Question

A uniform rod of mass $m$ and length $l$ rotates in a horizontal plane with an angular velocity $\omega$ about a vertical axis passing through one end. The tension in the rod at a distance $x$ from the axis is

• A. $\frac{1}{2}\mspace{6mu} m\omega^{2}x$
• B. $\frac{1}{2}\mspace{6mu} m\omega^{2}\frac{x^{2}}{l}$
• C. $\frac{1}{2}m\omega^{2}l\left( 1 - \frac{x}{l} \right)$
• D. $\frac{1}{2}\frac{m\omega^{2}}{l}\lbrack l^{2} - x^{2}\rbrack$

Answer 1

Answer: (D)

$\frac{1}{2}\frac{m\omega^{2}}{l}\lbrack l^{2} - x^{2}\rbrack$

Answer 2

Let rod AB­ performs uniform circular motion about point A. We have to calculate the tension in the rod at a distance x from the axis of rotation.

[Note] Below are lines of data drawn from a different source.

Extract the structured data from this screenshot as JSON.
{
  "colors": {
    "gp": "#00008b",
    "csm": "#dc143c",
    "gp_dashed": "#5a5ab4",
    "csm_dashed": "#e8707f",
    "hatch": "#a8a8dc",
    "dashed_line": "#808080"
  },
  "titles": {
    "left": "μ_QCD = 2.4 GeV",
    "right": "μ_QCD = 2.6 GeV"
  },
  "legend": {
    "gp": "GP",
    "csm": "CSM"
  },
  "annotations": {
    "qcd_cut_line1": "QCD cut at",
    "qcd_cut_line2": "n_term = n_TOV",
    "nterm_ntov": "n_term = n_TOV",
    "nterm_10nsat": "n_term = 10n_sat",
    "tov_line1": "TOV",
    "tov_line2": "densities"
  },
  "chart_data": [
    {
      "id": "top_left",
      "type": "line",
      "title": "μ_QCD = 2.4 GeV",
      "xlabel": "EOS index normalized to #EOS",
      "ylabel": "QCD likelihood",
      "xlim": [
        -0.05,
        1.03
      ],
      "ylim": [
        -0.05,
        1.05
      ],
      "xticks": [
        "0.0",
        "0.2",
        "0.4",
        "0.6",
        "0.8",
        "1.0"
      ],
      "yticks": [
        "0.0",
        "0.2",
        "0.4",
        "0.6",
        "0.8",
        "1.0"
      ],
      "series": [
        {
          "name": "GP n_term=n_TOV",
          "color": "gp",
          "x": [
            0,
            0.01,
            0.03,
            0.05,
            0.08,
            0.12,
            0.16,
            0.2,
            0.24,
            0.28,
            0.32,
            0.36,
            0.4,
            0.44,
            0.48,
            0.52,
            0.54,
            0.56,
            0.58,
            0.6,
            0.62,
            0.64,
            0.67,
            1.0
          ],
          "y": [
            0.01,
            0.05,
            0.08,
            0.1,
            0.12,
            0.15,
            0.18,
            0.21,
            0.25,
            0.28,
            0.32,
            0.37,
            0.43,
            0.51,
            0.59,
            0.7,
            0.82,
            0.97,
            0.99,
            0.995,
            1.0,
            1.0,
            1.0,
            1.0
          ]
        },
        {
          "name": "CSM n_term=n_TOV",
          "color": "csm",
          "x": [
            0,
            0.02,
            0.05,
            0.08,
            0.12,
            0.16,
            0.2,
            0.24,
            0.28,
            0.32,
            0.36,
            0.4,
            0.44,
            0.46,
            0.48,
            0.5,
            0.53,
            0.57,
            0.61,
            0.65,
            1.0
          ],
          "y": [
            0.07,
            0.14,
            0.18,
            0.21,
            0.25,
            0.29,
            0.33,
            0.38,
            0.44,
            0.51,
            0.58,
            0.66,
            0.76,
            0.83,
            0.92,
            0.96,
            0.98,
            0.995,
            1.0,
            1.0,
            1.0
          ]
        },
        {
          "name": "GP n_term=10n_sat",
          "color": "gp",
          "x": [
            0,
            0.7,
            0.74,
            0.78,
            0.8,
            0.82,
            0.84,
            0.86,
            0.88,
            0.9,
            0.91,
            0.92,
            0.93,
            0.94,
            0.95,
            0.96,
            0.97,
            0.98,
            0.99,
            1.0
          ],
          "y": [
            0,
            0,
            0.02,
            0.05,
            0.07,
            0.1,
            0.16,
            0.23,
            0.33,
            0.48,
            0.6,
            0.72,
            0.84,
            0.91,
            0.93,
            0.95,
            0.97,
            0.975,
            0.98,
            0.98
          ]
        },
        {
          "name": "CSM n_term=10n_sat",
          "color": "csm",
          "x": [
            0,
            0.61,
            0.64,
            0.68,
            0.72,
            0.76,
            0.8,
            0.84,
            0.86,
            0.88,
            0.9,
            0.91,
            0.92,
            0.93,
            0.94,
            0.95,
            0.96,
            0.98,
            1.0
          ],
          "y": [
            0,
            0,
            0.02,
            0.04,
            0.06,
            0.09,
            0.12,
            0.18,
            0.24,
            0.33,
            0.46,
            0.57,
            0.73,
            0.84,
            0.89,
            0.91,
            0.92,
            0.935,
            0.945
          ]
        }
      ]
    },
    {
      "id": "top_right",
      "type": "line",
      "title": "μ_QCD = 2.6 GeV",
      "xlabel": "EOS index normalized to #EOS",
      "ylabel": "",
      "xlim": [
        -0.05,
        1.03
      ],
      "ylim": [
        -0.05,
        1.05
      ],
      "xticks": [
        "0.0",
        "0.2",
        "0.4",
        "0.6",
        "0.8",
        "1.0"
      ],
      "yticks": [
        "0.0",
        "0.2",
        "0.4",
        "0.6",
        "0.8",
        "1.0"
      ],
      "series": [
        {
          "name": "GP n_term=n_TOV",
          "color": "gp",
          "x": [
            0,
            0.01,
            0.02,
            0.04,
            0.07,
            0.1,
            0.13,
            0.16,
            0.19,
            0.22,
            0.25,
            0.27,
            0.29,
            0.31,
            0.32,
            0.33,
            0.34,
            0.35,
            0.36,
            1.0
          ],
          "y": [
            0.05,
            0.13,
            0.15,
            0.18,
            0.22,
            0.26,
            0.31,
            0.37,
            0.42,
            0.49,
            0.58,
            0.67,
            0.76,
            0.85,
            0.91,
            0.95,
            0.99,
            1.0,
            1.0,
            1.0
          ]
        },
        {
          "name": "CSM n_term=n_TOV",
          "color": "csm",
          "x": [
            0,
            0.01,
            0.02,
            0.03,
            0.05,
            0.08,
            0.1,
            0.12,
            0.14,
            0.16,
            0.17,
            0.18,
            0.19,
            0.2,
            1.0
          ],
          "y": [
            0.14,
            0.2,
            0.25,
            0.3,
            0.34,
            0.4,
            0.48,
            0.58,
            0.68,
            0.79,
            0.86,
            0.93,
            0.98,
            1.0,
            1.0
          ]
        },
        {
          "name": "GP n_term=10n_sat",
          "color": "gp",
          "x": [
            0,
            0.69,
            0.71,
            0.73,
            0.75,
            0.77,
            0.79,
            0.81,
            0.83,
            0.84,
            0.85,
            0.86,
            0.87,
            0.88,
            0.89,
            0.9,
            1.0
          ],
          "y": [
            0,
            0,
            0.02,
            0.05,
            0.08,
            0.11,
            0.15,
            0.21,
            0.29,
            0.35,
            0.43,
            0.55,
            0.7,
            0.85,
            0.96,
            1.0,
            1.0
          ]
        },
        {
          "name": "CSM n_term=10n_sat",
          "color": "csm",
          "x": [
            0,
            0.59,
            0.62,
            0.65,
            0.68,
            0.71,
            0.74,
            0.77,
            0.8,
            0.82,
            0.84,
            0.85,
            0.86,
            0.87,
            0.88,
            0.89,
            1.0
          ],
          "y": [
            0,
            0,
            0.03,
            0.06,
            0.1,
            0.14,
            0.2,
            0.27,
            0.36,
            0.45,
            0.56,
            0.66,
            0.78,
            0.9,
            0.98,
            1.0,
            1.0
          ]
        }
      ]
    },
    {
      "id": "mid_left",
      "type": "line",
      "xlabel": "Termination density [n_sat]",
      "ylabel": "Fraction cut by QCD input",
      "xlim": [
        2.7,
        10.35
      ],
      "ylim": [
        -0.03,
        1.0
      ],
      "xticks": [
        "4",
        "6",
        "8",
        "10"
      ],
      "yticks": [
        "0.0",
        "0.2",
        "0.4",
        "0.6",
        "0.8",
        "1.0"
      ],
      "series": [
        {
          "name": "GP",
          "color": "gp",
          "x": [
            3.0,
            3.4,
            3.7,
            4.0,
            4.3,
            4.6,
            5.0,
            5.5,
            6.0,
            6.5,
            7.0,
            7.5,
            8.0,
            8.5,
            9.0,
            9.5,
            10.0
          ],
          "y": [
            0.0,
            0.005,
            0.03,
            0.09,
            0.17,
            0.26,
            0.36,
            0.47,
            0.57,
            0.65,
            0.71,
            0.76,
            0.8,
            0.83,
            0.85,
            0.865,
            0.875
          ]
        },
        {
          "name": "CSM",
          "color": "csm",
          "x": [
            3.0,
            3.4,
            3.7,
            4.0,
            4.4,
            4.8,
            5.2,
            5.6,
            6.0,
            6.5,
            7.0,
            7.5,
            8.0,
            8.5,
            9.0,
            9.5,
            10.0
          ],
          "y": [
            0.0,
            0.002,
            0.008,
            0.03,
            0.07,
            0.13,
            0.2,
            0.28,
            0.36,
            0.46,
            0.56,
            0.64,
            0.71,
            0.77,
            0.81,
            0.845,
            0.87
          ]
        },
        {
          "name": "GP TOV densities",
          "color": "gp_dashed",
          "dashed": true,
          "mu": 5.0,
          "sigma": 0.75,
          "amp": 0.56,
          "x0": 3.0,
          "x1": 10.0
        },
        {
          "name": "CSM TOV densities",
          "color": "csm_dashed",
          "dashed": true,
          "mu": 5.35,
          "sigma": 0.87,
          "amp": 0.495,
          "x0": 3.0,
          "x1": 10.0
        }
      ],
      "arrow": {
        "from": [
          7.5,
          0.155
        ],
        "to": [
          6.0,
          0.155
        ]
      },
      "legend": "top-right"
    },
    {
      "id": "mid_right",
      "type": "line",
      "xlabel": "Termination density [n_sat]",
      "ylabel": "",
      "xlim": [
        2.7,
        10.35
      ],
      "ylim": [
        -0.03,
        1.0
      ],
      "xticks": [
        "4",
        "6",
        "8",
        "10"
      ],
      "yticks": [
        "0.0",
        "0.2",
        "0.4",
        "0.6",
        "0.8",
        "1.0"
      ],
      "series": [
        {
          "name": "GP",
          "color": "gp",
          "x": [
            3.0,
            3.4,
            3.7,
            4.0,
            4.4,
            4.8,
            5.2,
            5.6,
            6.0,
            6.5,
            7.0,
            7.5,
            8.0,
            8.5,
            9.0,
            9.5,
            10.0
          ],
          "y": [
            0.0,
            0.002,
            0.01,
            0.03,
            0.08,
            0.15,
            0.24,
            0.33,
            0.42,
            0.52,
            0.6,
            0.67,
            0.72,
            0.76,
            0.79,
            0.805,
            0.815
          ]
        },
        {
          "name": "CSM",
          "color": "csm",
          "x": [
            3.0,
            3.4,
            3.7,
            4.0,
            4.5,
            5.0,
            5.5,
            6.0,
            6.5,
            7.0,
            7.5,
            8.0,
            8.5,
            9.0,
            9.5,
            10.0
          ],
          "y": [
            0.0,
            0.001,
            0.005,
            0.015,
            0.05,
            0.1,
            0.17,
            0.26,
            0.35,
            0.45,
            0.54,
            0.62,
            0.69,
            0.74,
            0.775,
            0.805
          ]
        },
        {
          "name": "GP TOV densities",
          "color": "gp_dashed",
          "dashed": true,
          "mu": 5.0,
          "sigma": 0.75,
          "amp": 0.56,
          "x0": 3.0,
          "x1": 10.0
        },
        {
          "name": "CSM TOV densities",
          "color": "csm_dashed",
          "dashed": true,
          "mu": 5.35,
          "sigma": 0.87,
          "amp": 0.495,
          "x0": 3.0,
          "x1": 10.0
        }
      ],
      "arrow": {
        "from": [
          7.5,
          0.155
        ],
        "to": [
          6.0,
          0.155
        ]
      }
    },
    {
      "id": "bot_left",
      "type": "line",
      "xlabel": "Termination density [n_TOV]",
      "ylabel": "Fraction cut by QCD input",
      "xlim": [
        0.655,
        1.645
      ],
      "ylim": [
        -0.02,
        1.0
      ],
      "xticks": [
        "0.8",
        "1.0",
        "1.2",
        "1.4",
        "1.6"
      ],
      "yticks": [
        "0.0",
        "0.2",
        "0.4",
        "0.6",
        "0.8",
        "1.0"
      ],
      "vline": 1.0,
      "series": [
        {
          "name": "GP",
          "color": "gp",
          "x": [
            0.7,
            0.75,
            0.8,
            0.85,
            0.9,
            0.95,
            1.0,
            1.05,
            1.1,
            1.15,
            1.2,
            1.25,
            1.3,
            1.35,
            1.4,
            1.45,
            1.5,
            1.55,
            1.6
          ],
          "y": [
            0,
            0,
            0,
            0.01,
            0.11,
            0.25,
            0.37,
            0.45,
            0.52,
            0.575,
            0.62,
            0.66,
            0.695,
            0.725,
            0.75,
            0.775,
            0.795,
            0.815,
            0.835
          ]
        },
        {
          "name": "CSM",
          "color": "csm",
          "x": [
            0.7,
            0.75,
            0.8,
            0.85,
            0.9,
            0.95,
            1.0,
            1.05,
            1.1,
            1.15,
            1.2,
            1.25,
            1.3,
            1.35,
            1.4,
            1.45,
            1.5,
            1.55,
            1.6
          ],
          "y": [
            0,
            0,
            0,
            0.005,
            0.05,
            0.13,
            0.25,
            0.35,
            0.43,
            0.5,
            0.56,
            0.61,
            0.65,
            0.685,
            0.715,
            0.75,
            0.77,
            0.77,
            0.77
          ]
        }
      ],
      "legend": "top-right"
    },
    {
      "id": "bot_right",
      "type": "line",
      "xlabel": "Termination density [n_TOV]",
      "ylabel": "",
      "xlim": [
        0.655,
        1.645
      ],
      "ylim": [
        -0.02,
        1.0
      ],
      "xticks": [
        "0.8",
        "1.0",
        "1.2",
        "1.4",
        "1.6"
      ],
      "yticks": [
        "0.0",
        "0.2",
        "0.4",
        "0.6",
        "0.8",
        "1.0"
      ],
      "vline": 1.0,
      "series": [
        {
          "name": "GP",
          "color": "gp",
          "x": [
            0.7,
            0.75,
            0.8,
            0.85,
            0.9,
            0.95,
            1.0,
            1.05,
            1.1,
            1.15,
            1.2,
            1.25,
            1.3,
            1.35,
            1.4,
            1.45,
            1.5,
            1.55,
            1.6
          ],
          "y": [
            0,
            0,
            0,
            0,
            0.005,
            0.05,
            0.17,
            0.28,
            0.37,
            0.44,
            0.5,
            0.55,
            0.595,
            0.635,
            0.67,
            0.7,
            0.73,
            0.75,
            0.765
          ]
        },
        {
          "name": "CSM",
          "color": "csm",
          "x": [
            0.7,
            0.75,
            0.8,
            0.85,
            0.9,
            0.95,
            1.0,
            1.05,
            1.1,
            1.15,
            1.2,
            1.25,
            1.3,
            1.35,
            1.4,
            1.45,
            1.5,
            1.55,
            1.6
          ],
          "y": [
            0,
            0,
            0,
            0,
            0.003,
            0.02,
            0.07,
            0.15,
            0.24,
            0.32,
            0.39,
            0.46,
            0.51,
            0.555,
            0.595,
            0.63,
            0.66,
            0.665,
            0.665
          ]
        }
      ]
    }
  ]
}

Let mass of the small segment at a distance x is dm

So

$dT = dm\omega^{2}x$

$= \left( \frac{m}{l} \right)dx.\omega^{2}x = \frac{m ⥂ \omega^{2}}{l}$

[x d x]

Integrating both sides $\int_{x}^{l}{dT} = \frac{m\omega^{2}}{l}\int_{x}^{l}{xdx} \Rightarrow$

$T = \frac{m\omega^{2}}{l}\left\lbrack \frac{x^{2}}{2} \right\rbrack_{x}^{l}$

∴ $T = \frac{m\omega^{2}}{2l}\left\lbrack l^{2} - x^{2} \right\rbrack$